In a lecture at Fordham, an education expert disputed the notion of “our failing schools”
and said the real problem facing American schoolchildren is poverty.
“There’s nothing wrong, seriously wrong, with our schools. There is no crisis,” said Stephen Krashen, Ph.D., professor emeritus of learning and instruction at the University of Southern California. “The crisis is 100 percent manufactured. The whole thing is a hoax.”
When poverty is taken into account, “our scores are really good” on international tests that supposedly show American schools falling far behind their counterparts in other countries, he said. He noted that some better-performing countries—like Iceland and Luxembourg—have much smaller populations and don’t have the United States’ high rate of child poverty, the highest among industrialized countries. “I think maybe 10 kids took the test in Luxembourg,” he joked.
He decried the federal government’s push for more frequent testing and said what struggling schools need is more resources for children: food, health care, and above all, access to books.
“Children of poverty have practically nothing to read,” he said. “More access to books results in more reading. More reading results in more literacy development. That’s the bumper sticker.”
Krashen spoke on July 7 at Fordham College at Lincoln Center as part of a 10-day summer institute on multilingualism sponsored by the Graduate School of Education. The institute brought experts from around the country to address various aspects of multilingual education, in which educators seek to harness and strengthen bilingual students’ knowledge of their native languages as a way to help them learn English.
Krashen affirmed the value of a multilingual approach: “Kids in bilingual programs do better on tests of English reading than children in all-English programs,” he said. “It’s really hard getting this point across. It does work.”
He said bilingual education, as well as literacy education generally, works best when students have a chance to read for pleasure—silently, on their own, without interruptions. “Even in undisciplined, free, random reading, you build a huge amount of knowledge of the world,” while also absorbing the rules of language in a way that’s more effective than grammar drills and frequent testing, he said.
He asked: “How many of you read last night before you went to sleep, even though it was too late, and you shouldn’t have? This is addiction. The kind of reading that you and I do obsessively, all the time, is the most powerful.
“I am not saying, ‘If it feels good, it’s good for you,’” he said. “But if we’re doing it right, it should feel good. If we’re doing literacy and language development right, teachers and students should be having a pretty good time. If there’s pain, something’s really wrong.”
He cited research suggesting that access to books can counteract poverty’s effects on reading achievement. He described the paltry number of books in poor schools’ libraries and the lack of books in the homes of low-income students.
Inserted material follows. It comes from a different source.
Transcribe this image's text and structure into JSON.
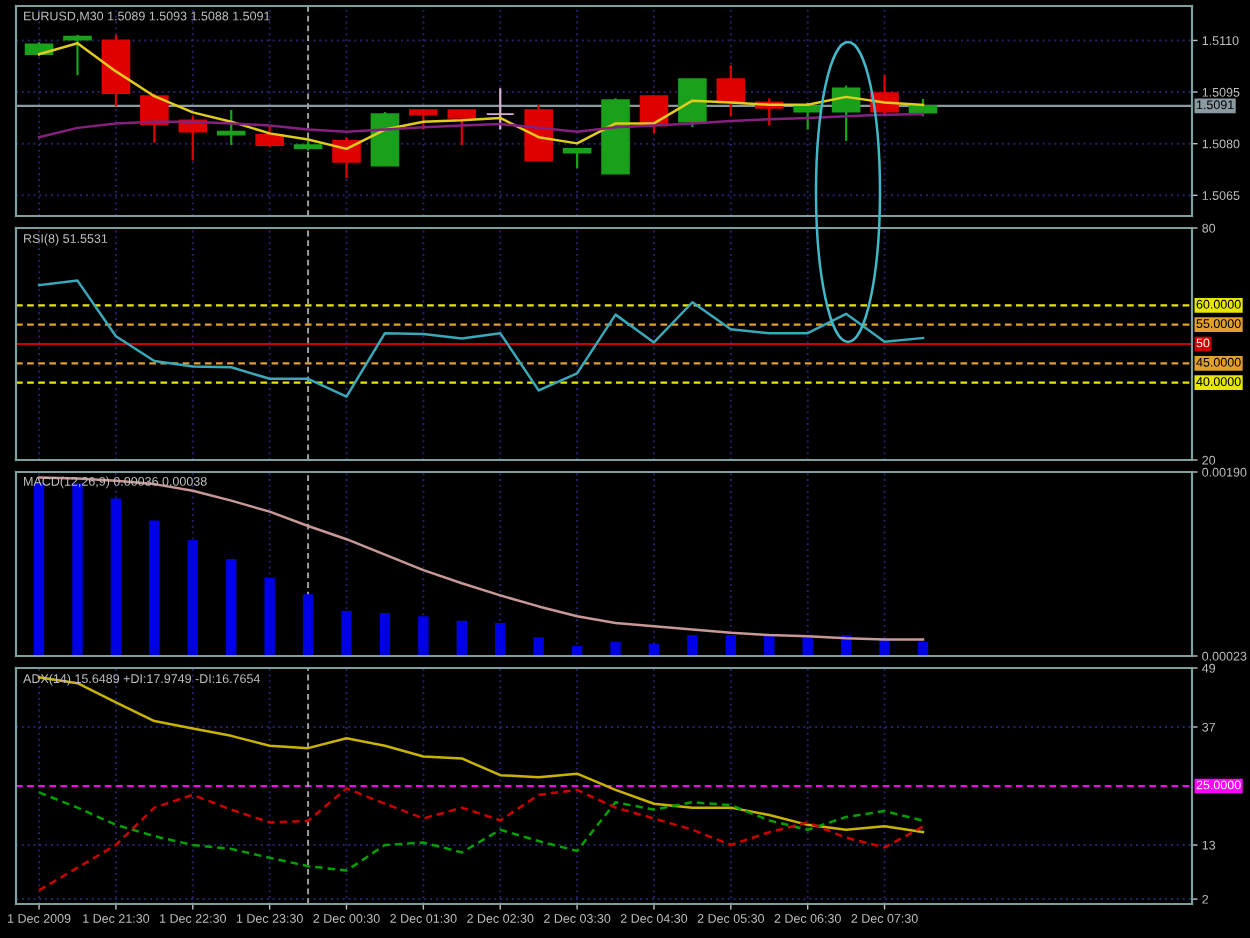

The money that’s being spent on testing, and developing computerized testing, should instead be used to pay for libraries, as well as health care and in-school meals that also make a crucial difference for students, he said.
“You can have the best teaching in the world and it’s not going to do anything when kids are hungry, when they haven’t had breakfast,” he said.
He said he understands the need to evaluate students’ progress, but said there’s no evidence that the federal government’s push for more standardized tests will work. He said the National Assessment of Educational Progress already provides a good sample of students’ ability, and pointed to research showing that one famous standardized test, the SAT, failed to predict students’ success in college. A better predictor: high school grades.
“Grades—otherwise known as teacher evaluations, teacher judgments of students—is the best measure we’ve got,” he said. “It does everything these testing experts want.”